Correlation Between ULTRA CLEAN and STMICROELECTRONICS
Can any of the company-specific risk be diversified away by investing in both ULTRA CLEAN and STMICROELECTRONICS at the same time? Although using a correlation coefficient on its own may not help to predict future stock returns, this module helps to understand the diversifiable risk of combining ULTRA CLEAN and STMICROELECTRONICS into the same portfolio, which is an essential part of the fundamental portfolio management process.
By analyzing existing cross correlation between ULTRA CLEAN HLDGS and STMICROELECTRONICS, you can compare the effects of market volatilities on ULTRA CLEAN and STMICROELECTRONICS and check how they will diversify away market risk if combined in the same portfolio for a given time horizon. You can also utilize pair trading strategies of matching a long position in ULTRA CLEAN with a short position of STMICROELECTRONICS. Check out your portfolio center. Please also check ongoing floating volatility patterns of ULTRA CLEAN and STMICROELECTRONICS.
Diversification Opportunities for ULTRA CLEAN and STMICROELECTRONICS
-0.11 | Correlation Coefficient |
Good diversification
The 3 months correlation between ULTRA and STMICROELECTRONICS is -0.11. Overlapping area represents the amount of risk that can be diversified away by holding ULTRA CLEAN HLDGS and STMICROELECTRONICS in the same portfolio, assuming nothing else is changed. The correlation between historical prices or returns on STMICROELECTRONICS and ULTRA CLEAN is a relative statistical measure of the degree to which these equity instruments tend to move together. The correlation coefficient measures the extent to which returns on ULTRA CLEAN HLDGS are associated (or correlated) with STMICROELECTRONICS. Values of the correlation coefficient range from -1 to +1, where. The correlation of zero (0) is possible when the price movement of STMICROELECTRONICS has no effect on the direction of ULTRA CLEAN i.e., ULTRA CLEAN and STMICROELECTRONICS go up and down completely randomly.
Pair Corralation between ULTRA CLEAN and STMICROELECTRONICS
Assuming the 90 days trading horizon ULTRA CLEAN HLDGS is expected to generate 1.31 times more return on investment than STMICROELECTRONICS. However, ULTRA CLEAN is 1.31 times more volatile than STMICROELECTRONICS. It trades about 0.05 of its potential returns per unit of risk. STMICROELECTRONICS is currently generating about -0.09 per unit of risk.
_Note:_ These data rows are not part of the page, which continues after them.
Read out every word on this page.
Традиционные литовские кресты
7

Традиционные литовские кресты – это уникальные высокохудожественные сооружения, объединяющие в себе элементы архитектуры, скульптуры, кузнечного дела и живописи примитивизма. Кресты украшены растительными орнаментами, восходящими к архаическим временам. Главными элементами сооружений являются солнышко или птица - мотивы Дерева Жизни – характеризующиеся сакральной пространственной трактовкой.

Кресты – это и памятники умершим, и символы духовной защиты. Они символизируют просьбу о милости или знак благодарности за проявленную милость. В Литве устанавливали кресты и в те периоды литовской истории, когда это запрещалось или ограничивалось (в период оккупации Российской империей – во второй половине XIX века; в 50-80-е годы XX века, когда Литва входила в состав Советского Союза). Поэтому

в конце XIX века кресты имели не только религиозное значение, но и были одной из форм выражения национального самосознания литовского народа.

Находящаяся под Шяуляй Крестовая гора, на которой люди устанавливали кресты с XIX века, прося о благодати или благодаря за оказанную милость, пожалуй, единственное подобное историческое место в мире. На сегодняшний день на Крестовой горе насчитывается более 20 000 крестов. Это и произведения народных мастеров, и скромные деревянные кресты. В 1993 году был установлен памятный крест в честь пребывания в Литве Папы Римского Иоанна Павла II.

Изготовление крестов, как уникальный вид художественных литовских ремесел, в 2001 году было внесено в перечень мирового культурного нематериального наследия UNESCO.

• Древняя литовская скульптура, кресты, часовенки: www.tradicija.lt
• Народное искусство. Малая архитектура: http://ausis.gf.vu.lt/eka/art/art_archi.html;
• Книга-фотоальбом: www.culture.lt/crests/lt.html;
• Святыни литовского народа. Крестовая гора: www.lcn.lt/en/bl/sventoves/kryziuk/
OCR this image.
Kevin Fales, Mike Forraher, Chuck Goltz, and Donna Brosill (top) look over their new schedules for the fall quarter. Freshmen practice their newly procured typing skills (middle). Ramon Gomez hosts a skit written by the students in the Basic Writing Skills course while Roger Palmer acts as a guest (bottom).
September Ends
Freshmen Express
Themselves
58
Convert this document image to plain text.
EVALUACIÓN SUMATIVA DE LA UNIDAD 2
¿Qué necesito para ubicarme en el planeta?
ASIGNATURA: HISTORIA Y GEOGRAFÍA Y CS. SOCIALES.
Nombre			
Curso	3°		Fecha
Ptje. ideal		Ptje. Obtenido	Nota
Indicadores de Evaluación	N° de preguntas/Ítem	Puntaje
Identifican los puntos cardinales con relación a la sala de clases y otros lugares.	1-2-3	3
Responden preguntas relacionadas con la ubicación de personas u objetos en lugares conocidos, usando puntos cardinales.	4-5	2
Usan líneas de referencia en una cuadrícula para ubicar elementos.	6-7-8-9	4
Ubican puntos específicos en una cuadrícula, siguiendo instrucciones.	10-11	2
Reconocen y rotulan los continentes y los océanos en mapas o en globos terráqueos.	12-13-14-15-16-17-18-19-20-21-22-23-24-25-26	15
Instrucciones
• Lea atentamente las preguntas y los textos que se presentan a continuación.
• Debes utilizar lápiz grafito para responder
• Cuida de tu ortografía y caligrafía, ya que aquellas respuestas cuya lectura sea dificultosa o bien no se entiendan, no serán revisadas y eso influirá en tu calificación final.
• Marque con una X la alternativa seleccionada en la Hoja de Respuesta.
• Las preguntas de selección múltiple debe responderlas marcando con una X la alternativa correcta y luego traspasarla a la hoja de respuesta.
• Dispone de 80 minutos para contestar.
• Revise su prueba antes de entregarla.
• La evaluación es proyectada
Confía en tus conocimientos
If you would invest 2,640 in ULTRA CLEAN HLDGS on September 28, 2024 and sell it today you would earn a total of 840.00 from holding ULTRA CLEAN HLDGS or generate 31.82% return on investment over 90 days.
Time Period | 3 Months [change] |
Direction | Moves Against |
Strength | Insignificant |
Accuracy | 100.0% |
Values | Daily Returns |
ULTRA CLEAN HLDGS vs. STMICROELECTRONICS
Performance |
Timeline |
ULTRA CLEAN HLDGS |
STMICROELECTRONICS |
ULTRA CLEAN and STMICROELECTRONICS Volatility Contrast
Predicted Return Density |
Returns |
Pair Trading with ULTRA CLEAN and STMICROELECTRONICS
The main advantage of trading using opposite ULTRA CLEAN and STMICROELECTRONICS positions is that it hedges away some unsystematic risk. Because of two separate transactions, even if ULTRA CLEAN position performs unexpectedly, STMICROELECTRONICS can make up some of the losses. Pair trading also minimizes risk from directional movements in the market. For example, if an entire industry or sector drops because of unexpected headlines, the short position in STMICROELECTRONICS will offset losses from the drop in STMICROELECTRONICS's long position.The idea behind ULTRA CLEAN HLDGS and STMICROELECTRONICS pairs trading is to make the combined position market-neutral, meaning the overall market's direction will not affect its win or loss (or potential downside or upside). This can be achieved by designing a pairs trade with two highly correlated stocks or equities that operate in a similar space or sector, making it possible to obtain profits through simple and relatively low-risk investment.Check out your portfolio center.Note that this page's information should be used as a complementary analysis to find the right mix of equity instruments to add to your existing portfolios or create a brand new portfolio. You can also try the Odds Of Bankruptcy module to get analysis of equity chance of financial distress in the next 2 years.